Alguns meses depois, enquanto fazia um trabalho sozinho na biblioteca municipal fiquei pensando em quantos livros haviam lá. Eu era um freqüentador assíduo do local, conhecia os horários, as saídas para o cigarrinho, as ligações que nunca se encerravam e os locais onde o campo de visão dos funcionários ficava obstruído. E assim comecei minha curta, porém proveitosa carreira de traficante de livros.
O esquema era simples. Ir até a biblioteca, começar a fazer um trabalho e esperar até as 14 da tarde. Neste horário havia a troca de funcionários e Bernardete saia sempre quinze minutos antes de Lucia chegar, dessa forma Clarice ficava sozinha no local. Colocava diversos livros em minha mesa, chamava Clarice e pedia para que ela me localizasse um livro (que eu habilmente havia anteriormente escondido em um local próximo de onde deveria estar, o suficiente para demorar a encontrá-lo) quando ela ia eu colocava dois dos livros de minha mesa na mochila. As 16 horas o café começava, elas se sentavam em uma mesa onde não era possível me observar, mais alguns livros iam para minha mochila...

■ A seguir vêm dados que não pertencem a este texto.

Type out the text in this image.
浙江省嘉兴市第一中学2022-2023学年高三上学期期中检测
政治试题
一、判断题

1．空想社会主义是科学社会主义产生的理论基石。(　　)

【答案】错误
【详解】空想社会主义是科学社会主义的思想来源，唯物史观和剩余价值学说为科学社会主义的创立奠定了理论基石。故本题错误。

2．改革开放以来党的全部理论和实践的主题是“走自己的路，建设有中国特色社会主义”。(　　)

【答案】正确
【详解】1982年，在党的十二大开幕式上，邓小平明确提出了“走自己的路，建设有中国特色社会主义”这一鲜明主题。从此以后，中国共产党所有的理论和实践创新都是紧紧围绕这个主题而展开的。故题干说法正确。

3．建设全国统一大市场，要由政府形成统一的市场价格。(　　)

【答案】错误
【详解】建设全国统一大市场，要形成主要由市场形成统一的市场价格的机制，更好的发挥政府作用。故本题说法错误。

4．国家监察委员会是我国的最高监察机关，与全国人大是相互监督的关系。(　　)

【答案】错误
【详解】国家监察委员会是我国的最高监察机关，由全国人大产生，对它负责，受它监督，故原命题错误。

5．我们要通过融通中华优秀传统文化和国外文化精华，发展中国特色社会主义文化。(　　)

Em casa arrancava todas as páginas que levavam o selo da biblioteca cuidadosamente e no dia seguinte comparecia ao Sebo.
Um dia esqueci de arrancar um selo e a proprietária o viu
“Isso é da biblioteca”
Eu gelei, pensei por uns cinco segundos.
“Que alívio, ele estava ai! Preciso entregá-lo hoje, obrigado por encontra-lo.”
Alguns meses depois instalaram espelhos na biblioteca, meu esquema não daria mais certo.
Alguns anos se passaram, eu comecei a trabalhar como estagiário em uma empresa de cobrança e um dia caminhando por Florianópolis encontrei um Sebo, entrei e comprei revistas usadas de cinema. Na época eu colecionava uma revista chamada SET. Alguns meses depois perdi o emprego, e como precisava de dinheiro para viajar vendi algumas revistas e (me dói falar sobre isso) uma edição nova do Senhor dos Anéis que eu havia comprado após assistir ao primeiro filme.
Anos depois entrei na faculdade e comecei a freqüentar sebos para comprar livros da minha área e literatura também.
Hoje tenho uma coleção invejável. Já estive em sebos de diversas cidades, incluindo um de Madri que parecia uma verdadeira Torre de Babel. Graças a Sebos tenho quase todos os livros de José Saramago, 5 livros de Cristovão Tezza, outros de Kafka e alguns clássicos. Atualmente, meu tesouro, que será também um presente para o Sr.Paco é um livro de poesias, publicado em espanhol no ano de 1897 impresso em Paris. Essa preciosidade me custou 2 reais. Fico imaginando o que a pessoa que o vendeu pensou quando o fez: “Espero que a minha mãe não descubra...ei aquilo é o novo livro do Harry Potter!!”